Quando chegamos em frente ao colégio eu fiquei admirando a fachada, que saudade de estudar ali. Não era como a minha nova escola no Canadá, mas mesmo assim era incrível. Todos aqueles corredores, salas, banheiros, quadra… tudo aquilo tinha muita história para contar. Momentos bons que eu nunca esquecerei.
–Você sente falta daqui não é? – ele perguntou pegando minha mão e me tirando do transe.
–É… - disse suspirando – Mas agora eu tenho outra vida, uma vida onde você existe. – disse sorrindo.
–Isso é bom – ele disse rindo e me dando um selinho.
O sinal bateu e logo havia milhares de crianças e adolescentes atravessando o portão. De uns eu me lembrava muito bem, das patricinhas insuportáveis que não são nada em relação a Cloe, dos meninos metidos e populares, dos nerds, dos bagunceiros, dos invisíveis e principalmente dos estranhos: o meu grupo. Éramos chamados de estranhos porque todos eram diferentes um do outro, cada um tinha seu jeito e isso nos completava. Desci do carro e fiquei encostada na porta, sorrindo e encarando o meu passado. Logo a Emily apareceu junto com a Bianca, o Igor, a Kátia, o Dan e o Caio. Eles estavam um pouco mudados, mas eram também os mesmos de sempre. A Emily me viu e veio correndo em minha direção. Todos olhavam surpresos e confusos.
–JÚ!!! QUE SAUDADE DE VOCÊ!!! –ela disse me abraçada forte.
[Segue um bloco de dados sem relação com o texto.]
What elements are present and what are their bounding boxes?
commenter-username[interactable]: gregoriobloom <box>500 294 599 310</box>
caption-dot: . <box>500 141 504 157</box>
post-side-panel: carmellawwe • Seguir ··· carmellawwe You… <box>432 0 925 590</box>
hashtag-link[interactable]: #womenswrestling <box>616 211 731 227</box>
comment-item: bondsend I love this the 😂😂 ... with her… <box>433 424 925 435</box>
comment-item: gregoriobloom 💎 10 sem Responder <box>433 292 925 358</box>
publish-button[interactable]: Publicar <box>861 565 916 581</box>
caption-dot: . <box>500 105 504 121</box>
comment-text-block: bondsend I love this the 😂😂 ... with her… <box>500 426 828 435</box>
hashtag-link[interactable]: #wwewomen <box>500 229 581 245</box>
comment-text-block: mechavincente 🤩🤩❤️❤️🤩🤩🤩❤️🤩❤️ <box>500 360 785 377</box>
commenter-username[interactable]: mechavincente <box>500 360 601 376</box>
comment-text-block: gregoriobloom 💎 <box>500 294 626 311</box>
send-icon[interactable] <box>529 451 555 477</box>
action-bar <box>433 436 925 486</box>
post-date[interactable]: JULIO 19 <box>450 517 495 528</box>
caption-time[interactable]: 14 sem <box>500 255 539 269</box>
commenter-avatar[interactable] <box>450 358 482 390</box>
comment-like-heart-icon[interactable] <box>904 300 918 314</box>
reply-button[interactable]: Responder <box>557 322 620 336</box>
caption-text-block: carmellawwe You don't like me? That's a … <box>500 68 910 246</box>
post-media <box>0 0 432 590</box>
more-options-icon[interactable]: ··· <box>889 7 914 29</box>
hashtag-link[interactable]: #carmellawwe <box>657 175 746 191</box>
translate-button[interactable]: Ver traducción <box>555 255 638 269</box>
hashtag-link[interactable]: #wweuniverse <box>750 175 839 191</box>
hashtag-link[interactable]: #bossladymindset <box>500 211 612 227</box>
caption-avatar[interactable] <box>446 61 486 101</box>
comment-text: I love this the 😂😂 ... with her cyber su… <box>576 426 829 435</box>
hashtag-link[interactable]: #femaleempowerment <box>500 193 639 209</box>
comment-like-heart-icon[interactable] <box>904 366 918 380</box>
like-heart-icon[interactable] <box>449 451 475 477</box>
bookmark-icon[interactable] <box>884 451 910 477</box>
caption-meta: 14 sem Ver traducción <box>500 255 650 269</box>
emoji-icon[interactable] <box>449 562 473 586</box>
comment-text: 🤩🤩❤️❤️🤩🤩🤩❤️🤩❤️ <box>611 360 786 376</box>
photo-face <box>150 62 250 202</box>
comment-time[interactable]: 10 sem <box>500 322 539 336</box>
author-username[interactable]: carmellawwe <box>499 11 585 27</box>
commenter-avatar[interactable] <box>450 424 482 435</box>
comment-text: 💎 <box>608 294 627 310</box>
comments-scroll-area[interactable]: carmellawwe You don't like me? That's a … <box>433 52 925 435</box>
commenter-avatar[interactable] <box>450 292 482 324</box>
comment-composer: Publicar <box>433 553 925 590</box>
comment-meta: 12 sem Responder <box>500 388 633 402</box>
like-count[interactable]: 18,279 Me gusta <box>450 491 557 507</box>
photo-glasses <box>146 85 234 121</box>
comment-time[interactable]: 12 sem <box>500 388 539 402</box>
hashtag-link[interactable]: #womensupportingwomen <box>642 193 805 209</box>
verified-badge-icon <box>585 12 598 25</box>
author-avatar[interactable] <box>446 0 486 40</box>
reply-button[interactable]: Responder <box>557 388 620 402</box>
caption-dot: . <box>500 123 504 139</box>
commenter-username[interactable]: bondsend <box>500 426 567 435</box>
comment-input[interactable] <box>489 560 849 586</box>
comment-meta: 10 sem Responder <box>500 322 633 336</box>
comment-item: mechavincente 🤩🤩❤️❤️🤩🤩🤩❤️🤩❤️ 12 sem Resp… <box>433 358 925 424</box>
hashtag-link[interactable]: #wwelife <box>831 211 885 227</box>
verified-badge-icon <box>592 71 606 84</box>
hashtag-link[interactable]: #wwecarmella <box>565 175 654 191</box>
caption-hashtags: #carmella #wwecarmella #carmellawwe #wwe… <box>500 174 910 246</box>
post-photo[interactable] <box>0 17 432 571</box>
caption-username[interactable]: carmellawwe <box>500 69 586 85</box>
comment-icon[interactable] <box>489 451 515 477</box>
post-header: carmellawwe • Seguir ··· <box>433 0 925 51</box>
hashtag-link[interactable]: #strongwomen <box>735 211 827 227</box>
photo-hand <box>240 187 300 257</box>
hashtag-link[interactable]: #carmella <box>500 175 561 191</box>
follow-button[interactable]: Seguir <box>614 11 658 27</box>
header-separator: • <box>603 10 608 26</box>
–Você não sabe quanta falta me fez esse abraço. - eu disse retribuindo o abraço forte.
–Jú? É você? – Igor disse se aproximando de nós duas
– Não acredito. – Dan disse vindo junto com o Igor.
Rapidamente a Bianca, a Kátia, o Dan e o Igor vieram fazer parte do abraço.
–Hey… deixa um pouco para mim também – disse o Caio fazendo com que todos me soltassem.
–Oie Caio. Tudo bem? – eu disse envergonhada
–Tudo e você? – ele disse se aproximando mais de mim.
Seus olhos continuavam os mesmos, pretos e incrivelmente escuros, seu cabelo, também preto, tinha o mesmo corte de sempre. Com os fios bagunçados, um bagunçado despojado mas mesmo assim ajeitado. Sua tag sempre pendurada no pescoço, junto com o pingente que eu tinha dado no aniversário dele: um peixe, pois ele era um nadador e nos sempre pescávamos juntos na praia.
–Estou ótima. Você continua o mesmo. – disse impressionada.
–É pequena… mas você está um tanto diferente, com mais vida. – ele disse me abraçando carinhosamente. – Senti muito a sua falta – ele pronunciou isso no meu ouvido.
–Deve ser o Canadá que deixou essa assim – Bianca disse risonha.
–Não… acho que foram os canadenses – Emily disse acompanhando a Bianca.
Eu fiquei vermelha com todos olhando para mim e me analisando por inteira.
–Quem é ele? – Kátia disse apontando para o Justin parado logo atrás de nós todos.
–Aaaa… é o Justin! Ele veio comigo do Canadá, então falem em inglês. – eu disse rindo e puxando o Justin para mais perto da nossa rodinha.
–Oi – Justin disse cabisbaixo.
–Oi – todos responderam juntos.
–Hmmm… um canadense. – disse a Kátia brincalhona.
–Ká... pode ir tirando o olho porque ele já é da Jú – a Emily disse rindo fraco.
–Da Jú?! – Caio perguntou confuso enquanto olhava para nossas mãos entrelaçadas.
–Passei aqui para convidar vocês para jantarmos juntos. O que acham? – disse mudando de assunto.